A strategy today that is gaining significant management attention is the off-shoring of work. Many companies have experimented with sending work overseas and a number of global companies have set up centers to execute work in countries that have lower wage rates or better availability of highly educated professionals. However, as seen in this past Presidential election, this subject is highly sensitive and political. Bill Wallisch, a senior consultant to major companies like General Mills and Coca-Cola, calls off-shoring "the big whisper. Everyone is talking about it, but in very sensitive and measured tones."

A number of companies have chosen to off-shore certain areas of their information, software development and support, benefits and financial services functions. However to date, the food manufacturing industry is taking a slow approach to off-shoring its engineering work. Several companies have trial projects underway with overseas engineering services firms-most in generic skills or administration areas. Others are experimenting with leveraging their own internal international structures to augment their US capabilities and gain some cost efficiencies. Another approach has been to leverage work completed by US engineering services firms by having work completed in their international offices, where rates are less than US offices. In fact, several large US engineering services firms have offices or joint ventures in Chile, Romania and other Eastern European countries, as well as India and China.
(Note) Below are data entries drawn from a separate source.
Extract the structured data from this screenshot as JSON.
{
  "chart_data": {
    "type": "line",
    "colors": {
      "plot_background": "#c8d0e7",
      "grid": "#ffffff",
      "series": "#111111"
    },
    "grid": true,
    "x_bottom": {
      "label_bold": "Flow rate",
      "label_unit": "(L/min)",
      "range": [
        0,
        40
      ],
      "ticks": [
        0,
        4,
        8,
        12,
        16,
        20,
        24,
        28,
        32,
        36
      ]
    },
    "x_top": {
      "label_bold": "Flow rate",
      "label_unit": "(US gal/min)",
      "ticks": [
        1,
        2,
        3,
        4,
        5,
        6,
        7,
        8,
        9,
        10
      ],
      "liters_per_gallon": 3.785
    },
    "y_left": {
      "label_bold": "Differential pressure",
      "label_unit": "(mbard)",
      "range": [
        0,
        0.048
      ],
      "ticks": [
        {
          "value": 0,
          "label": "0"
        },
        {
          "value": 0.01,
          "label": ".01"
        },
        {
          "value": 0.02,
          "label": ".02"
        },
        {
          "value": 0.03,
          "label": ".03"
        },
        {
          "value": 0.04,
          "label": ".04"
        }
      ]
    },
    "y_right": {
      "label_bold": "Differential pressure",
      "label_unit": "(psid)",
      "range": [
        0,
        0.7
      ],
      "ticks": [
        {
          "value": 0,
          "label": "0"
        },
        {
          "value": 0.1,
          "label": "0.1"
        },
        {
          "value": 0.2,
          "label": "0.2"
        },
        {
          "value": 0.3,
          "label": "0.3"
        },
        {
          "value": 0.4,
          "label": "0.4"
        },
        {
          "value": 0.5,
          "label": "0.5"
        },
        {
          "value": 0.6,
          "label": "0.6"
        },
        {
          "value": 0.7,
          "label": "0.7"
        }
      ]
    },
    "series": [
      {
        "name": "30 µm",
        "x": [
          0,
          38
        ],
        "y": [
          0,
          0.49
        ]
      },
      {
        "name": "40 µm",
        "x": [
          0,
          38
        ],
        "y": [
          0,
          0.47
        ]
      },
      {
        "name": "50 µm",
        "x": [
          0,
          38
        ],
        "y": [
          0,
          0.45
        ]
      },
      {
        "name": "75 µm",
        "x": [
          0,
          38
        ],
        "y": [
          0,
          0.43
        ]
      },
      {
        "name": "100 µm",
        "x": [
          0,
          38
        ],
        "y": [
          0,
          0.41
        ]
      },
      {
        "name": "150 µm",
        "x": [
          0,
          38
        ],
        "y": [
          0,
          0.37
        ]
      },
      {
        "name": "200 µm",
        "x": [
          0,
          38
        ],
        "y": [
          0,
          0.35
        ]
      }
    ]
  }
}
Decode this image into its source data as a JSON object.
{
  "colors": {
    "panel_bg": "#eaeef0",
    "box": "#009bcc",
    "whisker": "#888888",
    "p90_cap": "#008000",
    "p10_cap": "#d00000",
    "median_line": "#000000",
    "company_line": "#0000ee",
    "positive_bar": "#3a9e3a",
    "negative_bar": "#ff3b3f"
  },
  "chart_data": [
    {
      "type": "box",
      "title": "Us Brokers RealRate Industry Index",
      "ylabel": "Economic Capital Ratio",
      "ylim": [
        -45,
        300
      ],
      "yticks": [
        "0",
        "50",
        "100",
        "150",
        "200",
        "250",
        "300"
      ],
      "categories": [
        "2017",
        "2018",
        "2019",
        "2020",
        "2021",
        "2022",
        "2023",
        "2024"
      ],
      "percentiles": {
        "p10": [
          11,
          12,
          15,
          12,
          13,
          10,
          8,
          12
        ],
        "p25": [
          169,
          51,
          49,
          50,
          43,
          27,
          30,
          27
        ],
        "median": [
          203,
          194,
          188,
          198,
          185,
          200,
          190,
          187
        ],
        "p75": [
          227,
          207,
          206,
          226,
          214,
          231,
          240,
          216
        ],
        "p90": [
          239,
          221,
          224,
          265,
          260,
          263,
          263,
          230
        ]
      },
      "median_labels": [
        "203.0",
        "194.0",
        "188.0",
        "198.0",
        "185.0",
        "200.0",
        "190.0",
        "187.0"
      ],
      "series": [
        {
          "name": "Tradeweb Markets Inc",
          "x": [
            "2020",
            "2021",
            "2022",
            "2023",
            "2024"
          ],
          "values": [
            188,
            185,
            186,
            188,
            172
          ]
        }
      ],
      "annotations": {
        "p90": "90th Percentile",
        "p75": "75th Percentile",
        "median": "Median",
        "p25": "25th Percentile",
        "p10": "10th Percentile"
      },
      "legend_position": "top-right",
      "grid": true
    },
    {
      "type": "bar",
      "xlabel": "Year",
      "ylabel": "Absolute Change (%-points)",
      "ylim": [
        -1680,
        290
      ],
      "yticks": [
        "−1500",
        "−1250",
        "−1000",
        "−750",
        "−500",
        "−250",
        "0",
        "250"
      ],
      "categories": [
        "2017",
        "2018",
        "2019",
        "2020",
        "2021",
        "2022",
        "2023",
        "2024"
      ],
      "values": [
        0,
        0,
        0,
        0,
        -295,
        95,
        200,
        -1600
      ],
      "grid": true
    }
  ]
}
At this point, all of the food industry trials are reported to be in the evaluation stages. There is also a growing concern on the protection of food companies' intellectual property and operational efficiencies. Even when there are legal agreements in place, it may be difficult to keep the proprietary knowledge controlled in large organizations where the information can move instantly. Secondly, it is clearly understood that low rates do not translate into lower engineering costs if you cannot achieve the efficiencies and quality of the work. No one expects to see a short-term payback from off-shoring due to the startup/training/coordination costs and the resulting inefficiencies. The current estimates are for a three-to-five year payback over in-house engineering.